Inferring brain plasticity rule under long-term stimulation with structured recurrent dynamics

A research team led by Zhichao Liang has introduced the Stimulus-Evoked Evolution Recurrent dynamics (STEER) framework, a breakthrough approach for understanding how long-term brain stimulation reshapes neural circuits. While short-term synaptic changes are well-studied, the principles governing circuit-level reorganization across weeks remained unknown until now. STEER formalizes these principles as a latent dynamical law that governs how recurrent connectivity evolves under repeated interventions, elevating long-term plasticity from a hidden confound to an identifiable dynamical object that can be optimized.

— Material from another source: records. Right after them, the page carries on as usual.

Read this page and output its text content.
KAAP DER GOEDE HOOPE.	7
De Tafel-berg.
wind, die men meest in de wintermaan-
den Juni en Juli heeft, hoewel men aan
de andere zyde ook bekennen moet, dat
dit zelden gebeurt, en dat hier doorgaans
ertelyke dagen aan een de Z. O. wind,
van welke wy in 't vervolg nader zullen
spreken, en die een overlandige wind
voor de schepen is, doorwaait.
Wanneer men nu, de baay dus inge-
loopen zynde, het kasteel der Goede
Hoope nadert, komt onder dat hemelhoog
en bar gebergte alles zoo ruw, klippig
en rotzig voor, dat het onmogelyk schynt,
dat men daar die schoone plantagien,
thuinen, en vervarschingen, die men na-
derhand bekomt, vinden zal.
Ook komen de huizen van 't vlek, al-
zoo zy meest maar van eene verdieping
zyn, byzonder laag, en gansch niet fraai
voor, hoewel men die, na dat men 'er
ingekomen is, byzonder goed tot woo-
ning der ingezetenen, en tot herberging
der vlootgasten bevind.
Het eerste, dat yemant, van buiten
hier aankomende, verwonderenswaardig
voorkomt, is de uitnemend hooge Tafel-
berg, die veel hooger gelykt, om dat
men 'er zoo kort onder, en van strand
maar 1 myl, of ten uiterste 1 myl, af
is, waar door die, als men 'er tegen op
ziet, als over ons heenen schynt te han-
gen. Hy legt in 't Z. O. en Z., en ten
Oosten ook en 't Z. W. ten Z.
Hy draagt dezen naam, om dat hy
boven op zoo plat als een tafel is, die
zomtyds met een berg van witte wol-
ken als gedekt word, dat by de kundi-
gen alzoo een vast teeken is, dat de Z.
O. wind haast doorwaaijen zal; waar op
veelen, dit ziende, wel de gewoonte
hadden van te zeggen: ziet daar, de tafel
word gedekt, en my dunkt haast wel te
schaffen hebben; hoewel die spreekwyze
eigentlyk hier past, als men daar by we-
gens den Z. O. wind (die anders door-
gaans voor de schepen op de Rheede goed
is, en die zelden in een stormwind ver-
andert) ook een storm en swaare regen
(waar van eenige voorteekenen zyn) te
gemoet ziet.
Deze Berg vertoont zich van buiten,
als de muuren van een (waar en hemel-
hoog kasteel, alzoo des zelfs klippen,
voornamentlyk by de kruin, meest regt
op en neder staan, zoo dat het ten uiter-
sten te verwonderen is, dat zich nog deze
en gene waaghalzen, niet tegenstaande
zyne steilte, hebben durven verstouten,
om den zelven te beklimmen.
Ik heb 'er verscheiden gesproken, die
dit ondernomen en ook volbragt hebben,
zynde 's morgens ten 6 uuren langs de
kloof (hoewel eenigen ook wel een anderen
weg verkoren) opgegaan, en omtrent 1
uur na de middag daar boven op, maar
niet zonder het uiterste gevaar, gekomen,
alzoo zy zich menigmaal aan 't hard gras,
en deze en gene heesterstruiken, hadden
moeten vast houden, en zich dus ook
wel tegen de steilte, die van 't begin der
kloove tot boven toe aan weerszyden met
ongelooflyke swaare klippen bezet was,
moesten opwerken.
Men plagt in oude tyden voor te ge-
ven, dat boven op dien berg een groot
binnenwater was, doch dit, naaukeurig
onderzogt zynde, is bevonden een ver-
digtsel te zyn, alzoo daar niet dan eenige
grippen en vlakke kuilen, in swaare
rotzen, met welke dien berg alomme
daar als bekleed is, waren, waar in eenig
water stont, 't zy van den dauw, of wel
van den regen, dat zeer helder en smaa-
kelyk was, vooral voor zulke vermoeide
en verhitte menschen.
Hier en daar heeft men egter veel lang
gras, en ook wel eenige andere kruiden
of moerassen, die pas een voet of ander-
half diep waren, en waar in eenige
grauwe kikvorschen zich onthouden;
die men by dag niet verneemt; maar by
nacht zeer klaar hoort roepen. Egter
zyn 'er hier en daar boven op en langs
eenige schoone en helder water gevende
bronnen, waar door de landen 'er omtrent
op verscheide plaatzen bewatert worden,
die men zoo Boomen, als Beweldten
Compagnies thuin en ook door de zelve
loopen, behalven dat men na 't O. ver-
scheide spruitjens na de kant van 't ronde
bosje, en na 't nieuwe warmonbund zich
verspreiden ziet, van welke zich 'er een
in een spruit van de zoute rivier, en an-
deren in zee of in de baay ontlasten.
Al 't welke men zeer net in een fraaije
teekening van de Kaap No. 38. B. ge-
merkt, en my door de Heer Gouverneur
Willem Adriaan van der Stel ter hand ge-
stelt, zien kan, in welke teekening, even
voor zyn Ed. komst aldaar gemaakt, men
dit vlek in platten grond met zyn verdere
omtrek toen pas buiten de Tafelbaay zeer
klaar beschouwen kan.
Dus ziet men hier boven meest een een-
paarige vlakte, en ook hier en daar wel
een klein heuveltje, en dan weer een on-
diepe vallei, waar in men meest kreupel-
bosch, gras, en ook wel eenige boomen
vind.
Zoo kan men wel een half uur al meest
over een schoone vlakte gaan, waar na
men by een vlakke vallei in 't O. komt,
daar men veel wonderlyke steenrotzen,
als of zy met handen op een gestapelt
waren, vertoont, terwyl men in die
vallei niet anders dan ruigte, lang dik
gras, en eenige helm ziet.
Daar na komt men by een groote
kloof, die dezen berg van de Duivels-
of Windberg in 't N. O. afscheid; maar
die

The STEER framework operates on dual timescales, separating fast neural activity from slow plastic changes and representing plasticity as low-dimensional latent coefficients evolving under learnable recurrence. The team validated STEER across four benchmarks including synthetic Lorenz systems, biologically grounded BCM-based networks, task learning with optimized stimulation, and longitudinal recordings from Parkinsonian rats receiving closed-loop deep brain stimulation (DBS). Results demonstrate that STEER recovers interpretable update equations, predicts network adaptation under unseen stimulation schedules, and supports designing improved intervention protocols. This provides a data-driven foundation for both mechanistic insight into brain function and principled optimization of therapeutic brain stimulation.